Share price almost halved: Investors from cable specialist Leoni are threatened with losses

The Nuremberg company Leoni has been in a difficult economic situation for some time.

Share price almost halved: Investors from cable specialist Leoni are threatened with losses

The Nuremberg company Leoni has been in a difficult economic situation for some time. A planned sale of its cable division is intended to reduce the mountain of debt, but fails. Now banks and shareholders have to accept considerable losses. The share price is going down.

The shareholders of the Nuremberg automotive supplier Leoni are threatened with a massive capital cut.
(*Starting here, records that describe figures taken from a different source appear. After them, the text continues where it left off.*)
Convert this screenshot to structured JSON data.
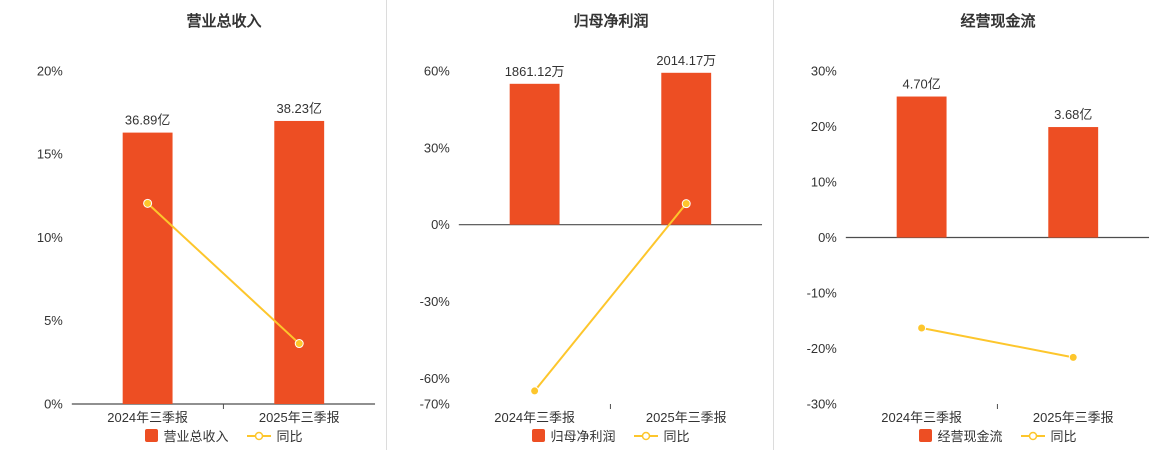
{
  "page": {
    "background": "#ffffff"
  },
  "colors": {
    "bar": "#ed4e23",
    "line": "#fdc62c",
    "axis": "#4d4d4d",
    "text": "#333333",
    "divider": "#dcdcdc"
  },
  "chart_data": [
    {
      "type": "bar+line",
      "title": "营业总收入",
      "categories": [
        "2024年三季报",
        "2025年三季报"
      ],
      "bar_series": {
        "name": "营业总收入",
        "value_labels": [
          "36.89亿",
          "38.23亿"
        ],
        "display_pct": [
          16.3,
          17.0
        ]
      },
      "line_series": {
        "name": "同比",
        "values_pct": [
          12.05,
          3.63
        ]
      },
      "y_ticks": [
        20,
        15,
        10,
        5,
        0
      ],
      "ylim": [
        0,
        20
      ],
      "grid": false,
      "legend_position": "bottom"
    },
    {
      "type": "bar+line",
      "title": "归母净利润",
      "categories": [
        "2024年三季报",
        "2025年三季报"
      ],
      "bar_series": {
        "name": "归母净利润",
        "value_labels": [
          "1861.12万",
          "2014.17万"
        ],
        "display_pct": [
          55.0,
          59.3
        ]
      },
      "line_series": {
        "name": "同比",
        "values_pct": [
          -64.9,
          8.22
        ]
      },
      "y_ticks": [
        60,
        30,
        0,
        -30,
        -60,
        -70
      ],
      "ylim": [
        -70,
        60
      ],
      "grid": false,
      "legend_position": "bottom"
    },
    {
      "type": "bar+line",
      "title": "经营现金流",
      "categories": [
        "2024年三季报",
        "2025年三季报"
      ],
      "bar_series": {
        "name": "经营现金流",
        "value_labels": [
          "4.70亿",
          "3.68亿"
        ],
        "display_pct": [
          25.4,
          19.9
        ]
      },
      "line_series": {
        "name": "同比",
        "values_pct": [
          -16.3,
          -21.6
        ]
      },
      "y_ticks": [
        30,
        20,
        10,
        0,
        -10,
        -20,
        -30
      ],
      "ylim": [
        -30,
        30
      ],
      "grid": false,
      "legend_position": "bottom"
    }
  ]
}
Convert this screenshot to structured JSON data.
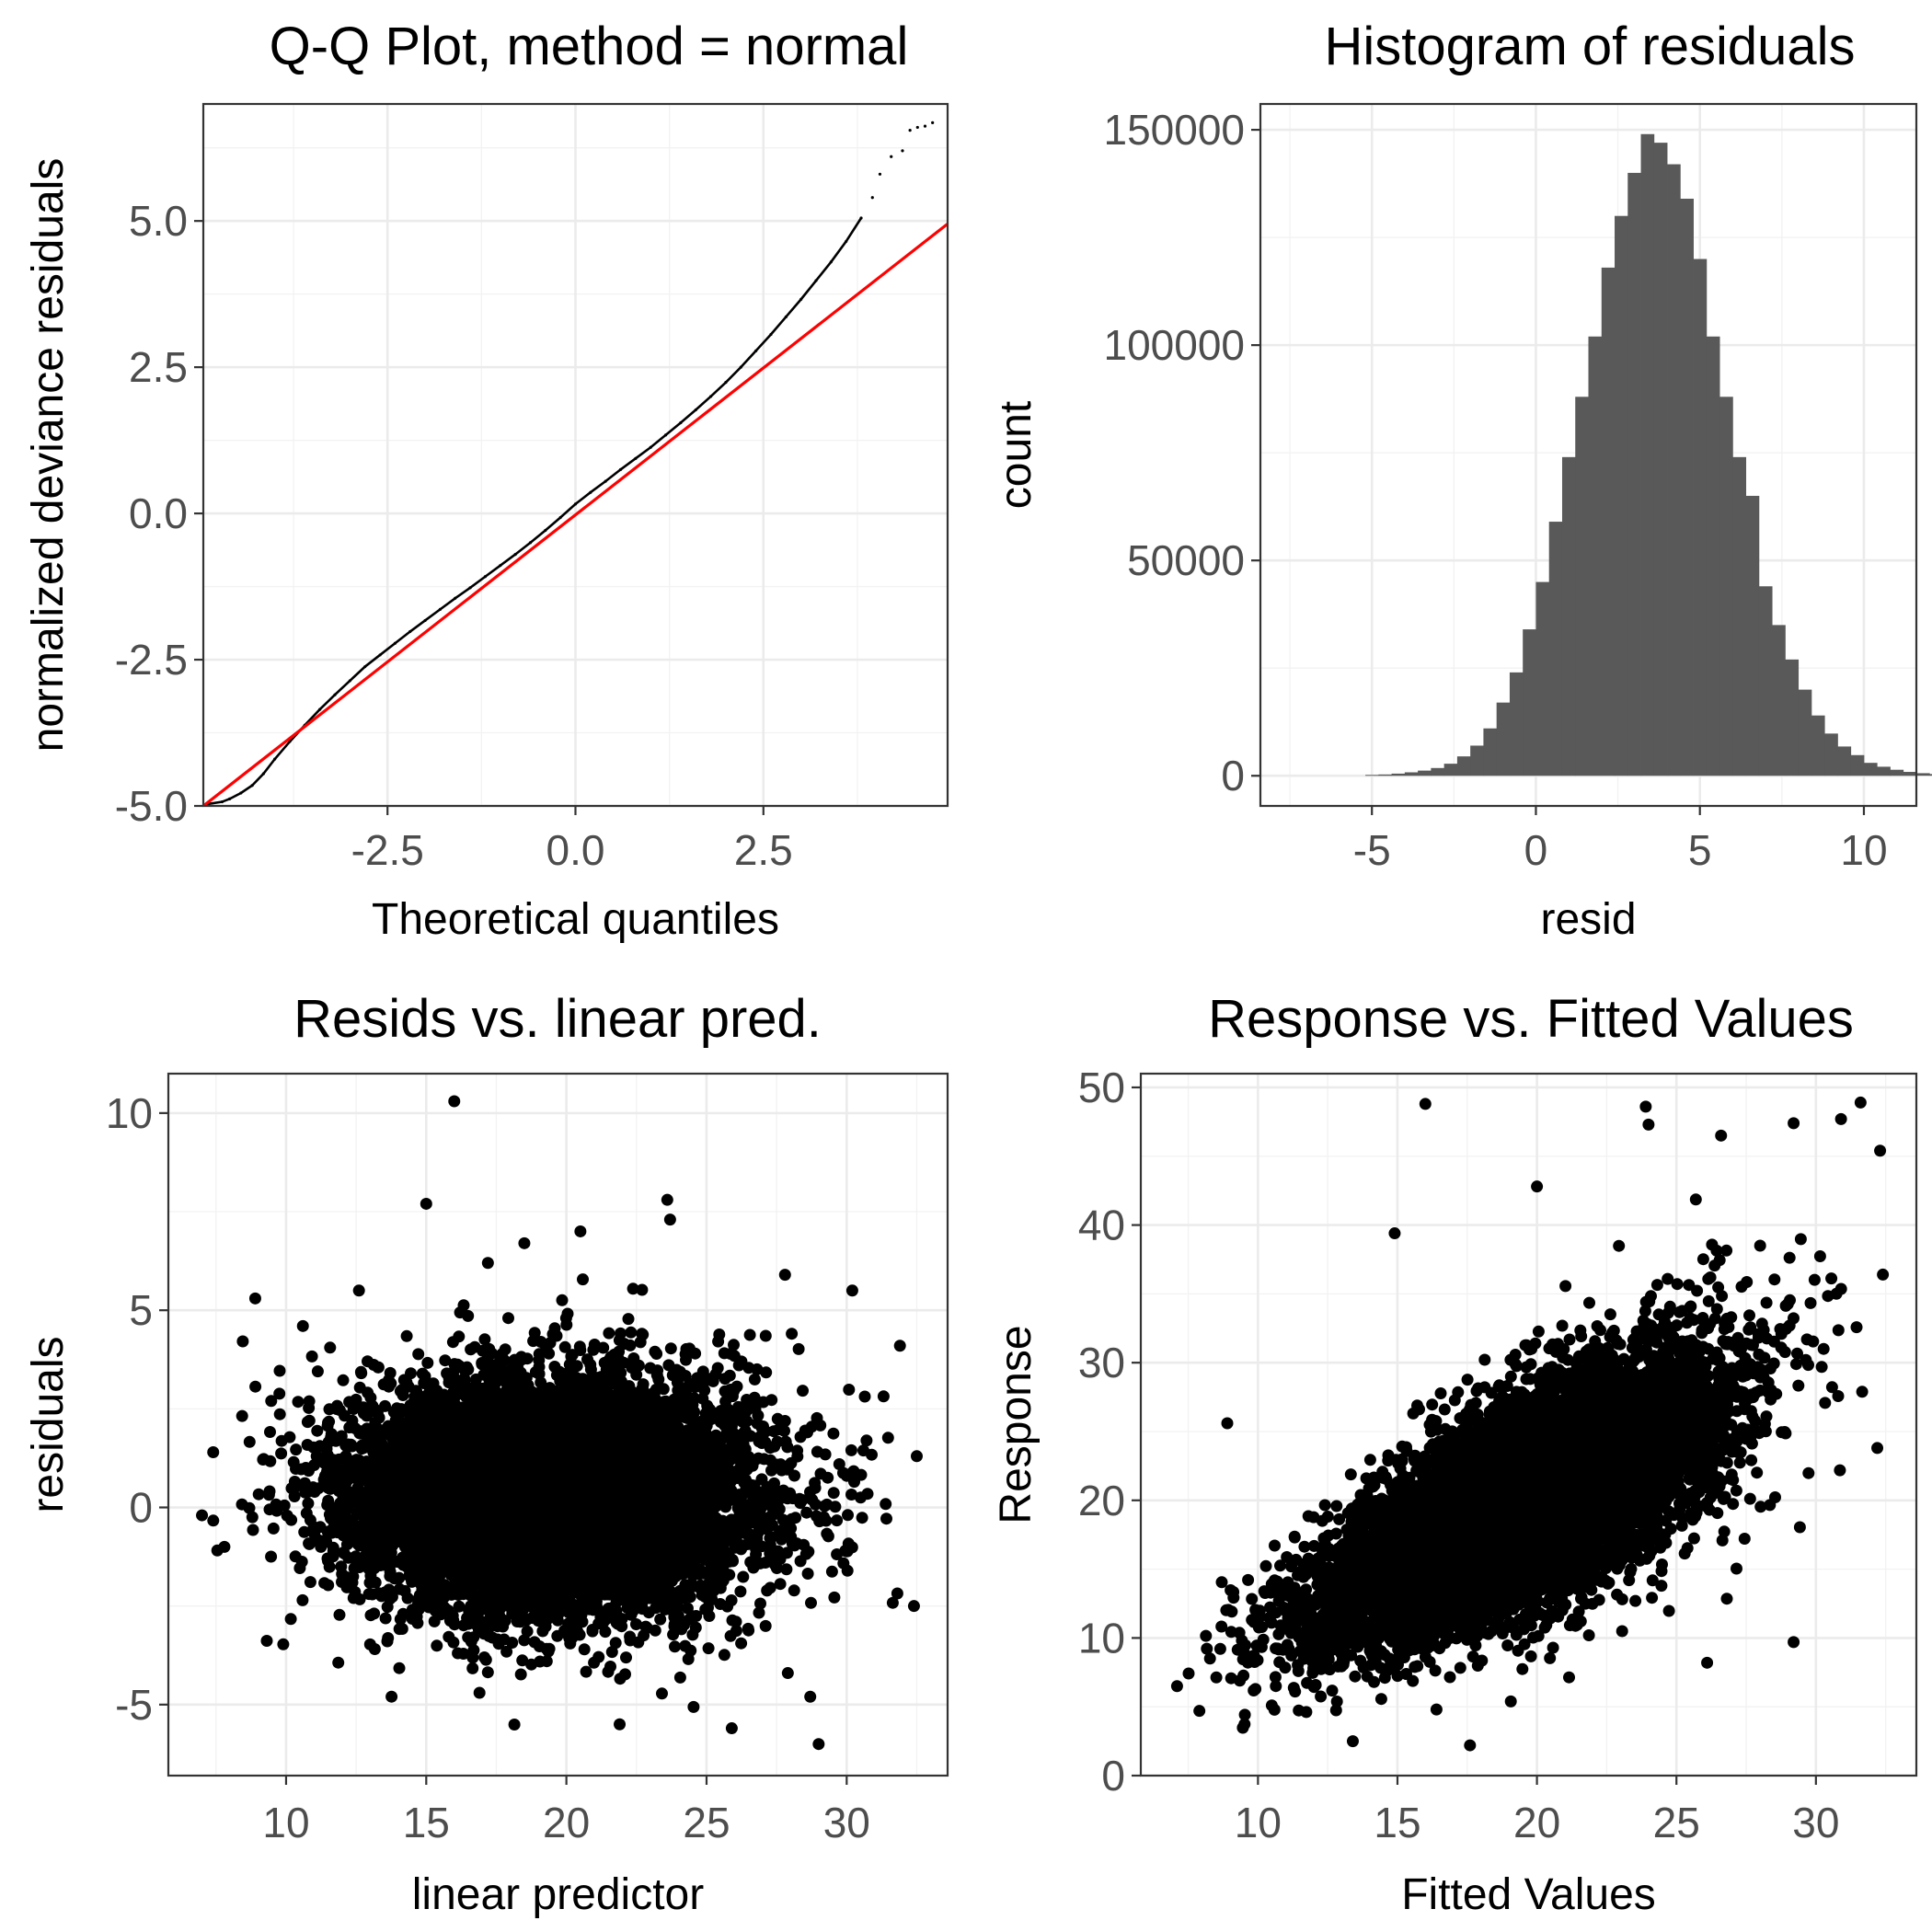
{
  "chart_data": [
    {
      "id": "qq",
      "type": "scatter",
      "title": "Q-Q Plot, method = normal",
      "xlabel": "Theoretical quantiles",
      "ylabel": "normalized deviance residuals",
      "xlim": [
        -4.95,
        4.95
      ],
      "ylim": [
        -5.0,
        7.0
      ],
      "x_ticks": [
        -2.5,
        0.0,
        2.5
      ],
      "x_tick_labels": [
        "-2.5",
        "0.0",
        "2.5"
      ],
      "y_ticks": [
        -5.0,
        -2.5,
        0.0,
        2.5,
        5.0
      ],
      "y_tick_labels": [
        "-5.0",
        "-2.5",
        "0.0",
        "2.5",
        "5.0"
      ],
      "grid": true,
      "series": [
        {
          "kind": "points",
          "color": "#000000",
          "points": [
            [
              -4.9,
              -4.97
            ],
            [
              -4.7,
              -4.93
            ],
            [
              -4.6,
              -4.88
            ],
            [
              -4.45,
              -4.78
            ],
            [
              -4.3,
              -4.65
            ],
            [
              -4.15,
              -4.45
            ],
            [
              -4.0,
              -4.2
            ],
            [
              -3.8,
              -3.9
            ],
            [
              -3.6,
              -3.62
            ],
            [
              -3.4,
              -3.35
            ],
            [
              -3.2,
              -3.1
            ],
            [
              -3.0,
              -2.86
            ],
            [
              -2.8,
              -2.62
            ],
            [
              -2.6,
              -2.42
            ],
            [
              -2.4,
              -2.22
            ],
            [
              -2.2,
              -2.02
            ],
            [
              -2.0,
              -1.83
            ],
            [
              -1.8,
              -1.64
            ],
            [
              -1.6,
              -1.45
            ],
            [
              -1.4,
              -1.27
            ],
            [
              -1.2,
              -1.08
            ],
            [
              -1.0,
              -0.89
            ],
            [
              -0.8,
              -0.7
            ],
            [
              -0.6,
              -0.5
            ],
            [
              -0.4,
              -0.29
            ],
            [
              -0.2,
              -0.07
            ],
            [
              0.0,
              0.16
            ],
            [
              0.2,
              0.36
            ],
            [
              0.4,
              0.55
            ],
            [
              0.6,
              0.75
            ],
            [
              0.8,
              0.94
            ],
            [
              1.0,
              1.13
            ],
            [
              1.2,
              1.34
            ],
            [
              1.4,
              1.55
            ],
            [
              1.6,
              1.77
            ],
            [
              1.8,
              2.0
            ],
            [
              2.0,
              2.24
            ],
            [
              2.2,
              2.5
            ],
            [
              2.4,
              2.78
            ],
            [
              2.6,
              3.06
            ],
            [
              2.8,
              3.36
            ],
            [
              3.0,
              3.66
            ],
            [
              3.2,
              3.98
            ],
            [
              3.4,
              4.3
            ],
            [
              3.6,
              4.65
            ],
            [
              3.8,
              5.05
            ],
            [
              3.95,
              5.4
            ],
            [
              4.05,
              5.8
            ],
            [
              4.2,
              6.1
            ],
            [
              4.35,
              6.2
            ],
            [
              4.45,
              6.55
            ],
            [
              4.55,
              6.6
            ],
            [
              4.65,
              6.62
            ],
            [
              4.75,
              6.68
            ]
          ]
        },
        {
          "kind": "line",
          "color": "#ff0000",
          "points": [
            [
              -4.95,
              -5.0
            ],
            [
              4.95,
              4.95
            ]
          ]
        }
      ]
    },
    {
      "id": "hist",
      "type": "bar",
      "title": "Histogram of residuals",
      "xlabel": "resid",
      "ylabel": "count",
      "xlim": [
        -8.4,
        11.6
      ],
      "ylim": [
        -7000,
        156000
      ],
      "x_ticks": [
        -5,
        0,
        5,
        10
      ],
      "x_tick_labels": [
        "-5",
        "0",
        "5",
        "10"
      ],
      "y_ticks": [
        0,
        50000,
        100000,
        150000
      ],
      "y_tick_labels": [
        "0",
        "50000",
        "100000",
        "150000"
      ],
      "grid": true,
      "color": "#595959",
      "bin_width": 0.4,
      "bin_start": -5.2,
      "values": [
        200,
        300,
        500,
        800,
        1200,
        1800,
        2800,
        4500,
        7000,
        11000,
        17000,
        24000,
        34000,
        45000,
        59000,
        74000,
        88000,
        102000,
        118000,
        130000,
        140000,
        149000,
        147000,
        142000,
        134000,
        120000,
        102000,
        88000,
        74000,
        65000,
        44000,
        35000,
        27000,
        20000,
        14000,
        9800,
        6800,
        4800,
        3000,
        2100,
        1400,
        900,
        600,
        400,
        250,
        150
      ]
    },
    {
      "id": "resid",
      "type": "scatter",
      "title": "Resids vs. linear pred.",
      "xlabel": "linear predictor",
      "ylabel": "residuals",
      "xlim": [
        5.8,
        33.6
      ],
      "ylim": [
        -6.8,
        11.0
      ],
      "x_ticks": [
        10,
        15,
        20,
        25,
        30
      ],
      "x_tick_labels": [
        "10",
        "15",
        "20",
        "25",
        "30"
      ],
      "y_ticks": [
        -5,
        0,
        5,
        10
      ],
      "y_tick_labels": [
        "-5",
        "0",
        "5",
        "10"
      ],
      "grid": true,
      "color": "#000000",
      "cloud": {
        "x_center": 19.5,
        "x_spread": 3.6,
        "x_min": 7.0,
        "x_max": 32.3,
        "y_center": 0.3,
        "y_spread": 1.45
      },
      "points": [
        [
          16.0,
          10.3
        ],
        [
          15.0,
          7.7
        ],
        [
          23.6,
          7.8
        ],
        [
          23.7,
          7.3
        ],
        [
          18.5,
          6.7
        ],
        [
          20.5,
          7.0
        ],
        [
          17.2,
          6.2
        ],
        [
          8.9,
          5.3
        ],
        [
          12.6,
          5.5
        ],
        [
          30.2,
          5.5
        ],
        [
          27.8,
          5.9
        ],
        [
          7.0,
          -0.2
        ],
        [
          7.8,
          -1.0
        ],
        [
          7.4,
          1.4
        ],
        [
          29.0,
          -6.0
        ],
        [
          25.9,
          -5.6
        ],
        [
          21.9,
          -5.5
        ],
        [
          16.9,
          -4.7
        ],
        [
          32.4,
          -2.5
        ],
        [
          32.5,
          1.3
        ],
        [
          28.7,
          -4.8
        ],
        [
          27.9,
          -4.2
        ],
        [
          19.3,
          -3.9
        ],
        [
          10.6,
          4.6
        ],
        [
          31.9,
          4.1
        ]
      ]
    },
    {
      "id": "resp",
      "type": "scatter",
      "title": "Response vs. Fitted Values",
      "xlabel": "Fitted Values",
      "ylabel": "Response",
      "xlim": [
        5.8,
        33.6
      ],
      "ylim": [
        0,
        51
      ],
      "x_ticks": [
        10,
        15,
        20,
        25,
        30
      ],
      "x_tick_labels": [
        "10",
        "15",
        "20",
        "25",
        "30"
      ],
      "y_ticks": [
        0,
        10,
        20,
        30,
        40,
        50
      ],
      "y_tick_labels": [
        "0",
        "10",
        "20",
        "30",
        "40",
        "50"
      ],
      "grid": true,
      "color": "#000000",
      "cloud": {
        "x_center": 19.5,
        "x_spread": 3.6,
        "x_min": 7.0,
        "x_max": 32.3,
        "resid_center": 0.3,
        "resid_spread": 3.1
      },
      "points": [
        [
          16.0,
          48.8
        ],
        [
          23.9,
          48.6
        ],
        [
          24.0,
          47.3
        ],
        [
          31.6,
          48.9
        ],
        [
          30.9,
          47.7
        ],
        [
          29.2,
          47.4
        ],
        [
          7.1,
          6.5
        ],
        [
          7.9,
          4.7
        ],
        [
          8.9,
          25.6
        ],
        [
          14.9,
          39.4
        ],
        [
          20.0,
          42.8
        ],
        [
          26.1,
          8.2
        ],
        [
          29.2,
          9.7
        ],
        [
          17.6,
          2.2
        ],
        [
          13.4,
          2.5
        ],
        [
          32.3,
          45.4
        ],
        [
          32.4,
          36.4
        ],
        [
          32.2,
          23.8
        ],
        [
          28.0,
          38.5
        ],
        [
          26.6,
          46.5
        ]
      ]
    }
  ]
}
After a failed sale of a part of the company, the highly indebted cable and wiring system specialist urgently needs fresh money. "The ongoing negotiations give reason to expect that there will be no solution without a capital cut by the shareholders," said Leoni in Nuremberg. If the measures that are likely to be necessary are implemented, “the current shareholders would be largely diluted with their previous participation.” What is meant is that the shares lose part of their value. The banks involved would also have to waive some of their claims that were due at the end of the year.

The Leoni share price then collapsed significantly. The papers only cost 3.15 euros at times. Before the news broke in the early afternoon, the price was still more than 6 euros.
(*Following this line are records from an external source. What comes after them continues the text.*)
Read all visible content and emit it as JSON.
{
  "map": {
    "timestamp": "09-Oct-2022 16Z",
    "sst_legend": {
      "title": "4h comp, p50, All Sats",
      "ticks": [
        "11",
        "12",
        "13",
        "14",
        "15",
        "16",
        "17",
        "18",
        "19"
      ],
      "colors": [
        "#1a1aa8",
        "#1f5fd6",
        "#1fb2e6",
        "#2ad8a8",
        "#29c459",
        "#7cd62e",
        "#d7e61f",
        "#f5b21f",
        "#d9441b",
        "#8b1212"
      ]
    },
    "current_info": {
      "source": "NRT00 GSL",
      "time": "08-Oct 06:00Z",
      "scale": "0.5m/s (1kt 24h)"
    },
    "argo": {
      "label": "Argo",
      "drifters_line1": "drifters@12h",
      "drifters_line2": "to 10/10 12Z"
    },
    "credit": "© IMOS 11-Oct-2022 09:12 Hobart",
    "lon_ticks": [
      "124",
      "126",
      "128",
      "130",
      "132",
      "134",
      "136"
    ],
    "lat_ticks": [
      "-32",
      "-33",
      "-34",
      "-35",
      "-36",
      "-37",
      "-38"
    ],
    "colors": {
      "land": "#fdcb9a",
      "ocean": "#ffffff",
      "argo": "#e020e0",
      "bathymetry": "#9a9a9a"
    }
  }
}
According to their own statements, Leoni has net financial debt of around 1.5 billion euros. A large part of this would have fallen due at the end of the year. The income from the sale of the profitable cable division should have been used for partial repayment. According to the plans, these would have flushed around 400 million euros into the Leoni coffers. After the Thai investor pulled out in December, a moratorium was initially agreed with the lenders. Just a few days ago, Leoni announced that CEO Aldo Kamper would resign in March and move to the top of the lighting technology group AMS Osram. In January, Leoni's supervisory board appointed restructuring expert Hans-Joachim Ziems to the board. Ziems had already helped Leoni out of a difficult situation in 2020 and 2021.

The listed group of companies, which employs around 100,000 people in 28 countries and achieved group sales of 5.1 billion euros in 2021, received a state guarantee of 330 million euros at the time, among other things. When things seemed to pick up again, the semiconductor crisis and the temporary closure of two wire harness factories in Ukraine plagued the company.

It is now apparently planned that the banks will waive a significant part of their claims and that the shareholders will have to accept losses at the same time with a capital cut. "The background to this is that all financial creditors must also make extensive concessions in order to enable Leoni AG to continue in the long term," says the company announcement. After that, there should be a capital increase, in which Leoni would like to collect fresh money from investors.

About three quarters of Leoni's stock is in free float. The largest single shareholder is the Austrian Pierer Group with a stake of around 20 percent. "This has stated that under certain conditions it wants to make a significant contribution to the restructuring as part of the equity injection," says the Leoni statement.